Tilly could feel it.
It was tangled necklaces, thin silver chains wrapped around and knotted. She wanted the hex to not be real, to be wanted the way that this young man wanted her because of magic.
And she wanted to end the hex because, in the honest depths of her, she knew its continuation would ruin her.
"I'm sorry, honey," Ursula whispered against the side of her head as she pulled her into a motherly hug.
Bess cried.
Casper lay his head in her lap and Lady reached out a little black hand to wrap around her pinky finger.
Before she stole the rest of Bess's croissant, making the teen laugh through her tears.
"Tomorrow is a big day. Let's get through it and then you can do the unfathomable and break your heart," Eloise's words were wrapped in bubble wrap.
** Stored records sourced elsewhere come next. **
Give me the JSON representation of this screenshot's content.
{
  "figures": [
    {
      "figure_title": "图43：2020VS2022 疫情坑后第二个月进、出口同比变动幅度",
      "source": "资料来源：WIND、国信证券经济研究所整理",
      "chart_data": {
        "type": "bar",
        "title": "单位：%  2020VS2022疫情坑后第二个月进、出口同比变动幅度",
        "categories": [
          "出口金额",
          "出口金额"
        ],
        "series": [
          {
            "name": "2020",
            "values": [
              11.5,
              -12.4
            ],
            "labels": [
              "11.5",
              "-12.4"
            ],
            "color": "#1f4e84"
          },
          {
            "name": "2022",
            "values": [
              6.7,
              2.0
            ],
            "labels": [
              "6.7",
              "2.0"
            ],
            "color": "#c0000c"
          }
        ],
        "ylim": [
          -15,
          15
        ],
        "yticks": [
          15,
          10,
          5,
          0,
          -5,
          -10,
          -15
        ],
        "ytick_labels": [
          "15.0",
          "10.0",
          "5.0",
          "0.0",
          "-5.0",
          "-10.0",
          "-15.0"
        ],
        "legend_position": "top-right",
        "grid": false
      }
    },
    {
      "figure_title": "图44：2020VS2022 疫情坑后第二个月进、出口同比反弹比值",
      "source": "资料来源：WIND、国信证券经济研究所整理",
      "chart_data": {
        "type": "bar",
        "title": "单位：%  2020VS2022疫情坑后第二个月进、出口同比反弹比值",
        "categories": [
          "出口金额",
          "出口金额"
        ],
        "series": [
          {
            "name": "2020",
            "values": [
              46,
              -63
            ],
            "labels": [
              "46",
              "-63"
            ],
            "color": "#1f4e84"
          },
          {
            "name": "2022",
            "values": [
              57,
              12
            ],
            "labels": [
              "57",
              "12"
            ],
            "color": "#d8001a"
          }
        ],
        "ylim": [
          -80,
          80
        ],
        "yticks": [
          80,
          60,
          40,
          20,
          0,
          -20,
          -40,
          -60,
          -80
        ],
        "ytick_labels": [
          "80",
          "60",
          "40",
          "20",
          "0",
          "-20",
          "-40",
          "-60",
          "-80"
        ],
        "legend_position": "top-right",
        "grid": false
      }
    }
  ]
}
They were honest, though. Bess knew it would break her own heart to end this curse. To break what had become something that she looked forward to every day. To face reality.
To do the right thing.
She sat in the window seat of her room at The Lost Souls that night, looking out of the window and thinking. Her window had white roses formed from stained glass along the top. Some were only buds about to bloom and the others were halfway-bloomed pieces of glass. She asked the moon that one day she would find someone who would look at her the way that Jeremy Bracker did.
He looked at her like hehadto. He couldn't help himself.
He smiled crookedly at her when she said something odd or sarcastic.
He gave her Tom Hanks, who was curled in her lap now, the purring a calm to her pain.
She, like many young women, spent time wondering if they would ever be seen, or have an experience like this - hoping that they will, fearing that they will not.
She went to bed later than usual that night, and just as her eyes gave under the heaviness of sleep one of those stained glass buds gently opened, slowly and with hope.